Sunday, April 13, 2014

"I Need To Learn More"

Madame,

“My experience is the norm.”  In this society cleverly divided by a privileged class where money and privilege begets more money and more privilege, while the opposite begets the opposite, we get this self-structured inability to perceive VALID differences.  Too many of us instead dismiss different views as “radical,” “far outside the norm,”  “crazy” or “evil.”  We end up universalizing our personal experience, as in “true in my experience” means it must be true for all, or at least ALL WHO MATTER. 

How easy it is to make us self-delusional in this hyper-individualistic society! And with it, all the deleterious second and third order effects from that self-delusion.

What we get, instead of consensus and united action to change a system that more and more intellectuals recognize as disastrously harmful to the shrinking middle class while it further enriches an already obscenely rich micro-sliver upper-upper class, is diversionary misfocus. 

The knowingly malicious and the willfully ignorant team up to manipulate the carelessly ignorant to vote against their own interests, and then alienate the remaining ignorant to become hopeless or apathetic enough to stay away from the voting booth.  Giving the appearance that voting has become irrelevant.
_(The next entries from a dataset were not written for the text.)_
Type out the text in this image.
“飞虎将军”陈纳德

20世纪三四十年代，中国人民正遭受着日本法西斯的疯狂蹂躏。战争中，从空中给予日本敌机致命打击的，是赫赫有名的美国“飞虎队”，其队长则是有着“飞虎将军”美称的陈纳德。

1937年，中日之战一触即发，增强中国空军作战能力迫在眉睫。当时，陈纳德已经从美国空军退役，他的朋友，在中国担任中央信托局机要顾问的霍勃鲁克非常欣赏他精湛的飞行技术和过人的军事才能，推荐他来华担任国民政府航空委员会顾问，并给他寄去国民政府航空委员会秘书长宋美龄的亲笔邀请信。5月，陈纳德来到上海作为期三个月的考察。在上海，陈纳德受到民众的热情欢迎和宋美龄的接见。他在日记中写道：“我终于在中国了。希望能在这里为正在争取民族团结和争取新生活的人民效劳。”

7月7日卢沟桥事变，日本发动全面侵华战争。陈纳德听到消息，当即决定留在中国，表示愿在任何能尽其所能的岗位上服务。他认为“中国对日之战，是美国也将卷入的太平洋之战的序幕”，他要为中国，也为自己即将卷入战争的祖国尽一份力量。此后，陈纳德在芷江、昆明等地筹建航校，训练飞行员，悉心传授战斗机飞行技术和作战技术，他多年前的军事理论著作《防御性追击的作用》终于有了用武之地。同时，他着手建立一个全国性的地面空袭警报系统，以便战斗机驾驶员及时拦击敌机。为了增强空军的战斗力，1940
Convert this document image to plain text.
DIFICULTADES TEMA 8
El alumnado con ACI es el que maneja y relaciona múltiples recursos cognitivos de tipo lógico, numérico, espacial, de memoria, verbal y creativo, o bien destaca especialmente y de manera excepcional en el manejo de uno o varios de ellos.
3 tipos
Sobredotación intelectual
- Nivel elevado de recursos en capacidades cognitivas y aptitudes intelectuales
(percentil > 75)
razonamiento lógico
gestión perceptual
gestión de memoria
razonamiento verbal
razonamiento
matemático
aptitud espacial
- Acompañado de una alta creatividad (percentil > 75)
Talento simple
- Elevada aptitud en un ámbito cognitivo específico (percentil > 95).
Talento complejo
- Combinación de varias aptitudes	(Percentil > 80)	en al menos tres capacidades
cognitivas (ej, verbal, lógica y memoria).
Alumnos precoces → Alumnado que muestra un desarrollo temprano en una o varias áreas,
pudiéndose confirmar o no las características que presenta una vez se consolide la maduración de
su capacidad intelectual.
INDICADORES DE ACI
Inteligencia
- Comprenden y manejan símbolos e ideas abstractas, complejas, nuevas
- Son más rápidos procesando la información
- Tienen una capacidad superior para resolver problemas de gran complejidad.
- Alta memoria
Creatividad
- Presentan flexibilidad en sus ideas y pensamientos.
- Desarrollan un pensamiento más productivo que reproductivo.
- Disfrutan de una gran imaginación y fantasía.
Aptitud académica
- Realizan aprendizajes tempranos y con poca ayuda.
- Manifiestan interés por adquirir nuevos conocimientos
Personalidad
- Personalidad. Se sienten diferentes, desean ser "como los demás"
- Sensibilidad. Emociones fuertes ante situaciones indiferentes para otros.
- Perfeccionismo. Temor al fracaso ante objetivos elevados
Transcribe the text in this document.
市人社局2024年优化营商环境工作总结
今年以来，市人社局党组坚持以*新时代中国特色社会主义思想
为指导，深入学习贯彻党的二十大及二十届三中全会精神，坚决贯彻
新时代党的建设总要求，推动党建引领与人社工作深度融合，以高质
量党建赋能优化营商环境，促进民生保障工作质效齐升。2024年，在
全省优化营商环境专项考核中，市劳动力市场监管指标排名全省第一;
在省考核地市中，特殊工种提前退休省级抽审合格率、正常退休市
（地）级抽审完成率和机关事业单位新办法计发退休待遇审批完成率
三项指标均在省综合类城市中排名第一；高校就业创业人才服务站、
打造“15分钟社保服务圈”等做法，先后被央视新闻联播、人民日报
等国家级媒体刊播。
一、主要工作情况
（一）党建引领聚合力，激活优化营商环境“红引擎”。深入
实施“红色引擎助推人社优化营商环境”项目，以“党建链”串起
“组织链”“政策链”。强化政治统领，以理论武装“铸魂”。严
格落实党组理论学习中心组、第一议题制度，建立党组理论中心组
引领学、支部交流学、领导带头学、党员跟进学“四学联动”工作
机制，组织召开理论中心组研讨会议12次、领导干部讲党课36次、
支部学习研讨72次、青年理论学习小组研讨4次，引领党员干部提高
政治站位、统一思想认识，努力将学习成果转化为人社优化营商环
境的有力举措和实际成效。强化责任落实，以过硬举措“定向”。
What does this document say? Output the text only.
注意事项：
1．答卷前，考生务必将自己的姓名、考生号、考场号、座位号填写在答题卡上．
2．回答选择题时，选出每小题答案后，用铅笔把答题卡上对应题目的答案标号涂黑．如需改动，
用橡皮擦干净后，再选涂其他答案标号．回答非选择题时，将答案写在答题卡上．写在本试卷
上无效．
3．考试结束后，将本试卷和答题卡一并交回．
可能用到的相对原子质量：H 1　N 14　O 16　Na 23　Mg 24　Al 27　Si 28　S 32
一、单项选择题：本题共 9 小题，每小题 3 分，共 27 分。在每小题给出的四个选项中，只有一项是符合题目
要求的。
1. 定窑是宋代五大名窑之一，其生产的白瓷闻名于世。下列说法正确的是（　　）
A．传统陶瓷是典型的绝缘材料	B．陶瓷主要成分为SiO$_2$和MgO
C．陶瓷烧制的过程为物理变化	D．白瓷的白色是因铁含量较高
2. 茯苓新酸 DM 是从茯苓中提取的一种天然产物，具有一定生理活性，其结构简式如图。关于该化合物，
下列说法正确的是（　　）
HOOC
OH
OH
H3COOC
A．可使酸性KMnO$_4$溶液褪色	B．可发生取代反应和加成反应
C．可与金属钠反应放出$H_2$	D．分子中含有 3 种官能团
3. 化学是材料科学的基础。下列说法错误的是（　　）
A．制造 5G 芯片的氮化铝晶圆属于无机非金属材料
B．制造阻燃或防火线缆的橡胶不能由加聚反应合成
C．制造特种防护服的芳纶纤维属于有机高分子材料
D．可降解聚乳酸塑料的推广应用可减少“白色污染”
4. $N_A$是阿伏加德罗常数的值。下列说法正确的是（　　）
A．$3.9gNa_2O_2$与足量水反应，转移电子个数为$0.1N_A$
Bill Moyers had a piece recently to talk about a strategically clever donor class:

“We don’t have emperors yet, but one of our two major parties is now dominated by radicals engaged in a crusade of voter suppression aimed at the elderly, the young, minorities, and the poor; while the other party, once the champion of everyday working people, has been so enfeebled by its own collaboration with the donor class that it offers only token resistance to the forces that have demoralized everyday Americans.

“Writing in the Guardian recently, the social critic George Monbiot commented,
‘So I don’t blame people for giving up on politics... When a state-corporate nexus of power has bypassed democracy and made a mockery of the voting process, when an unreformed political system ensures that parties can be bought and sold, when politicians [of the main parties] stand and watch as public services are divvied up by a grubby cabal of privateers, what is left of this system that inspires us to participate?’”

Read more: 
http://www.utne.com/politics/the-rule-of-emperors.aspx#ixzz2yE2qeFIA

Precisely how that donor class wants it.  It won’t change until most of us cease cooperation with it.  Perhaps the first step is to say to ourselves, “I don’t want to be low-information anymore.  I want to learn more.  I NEED to learn more.”

"And I need to talk with others.  Others NOT like me."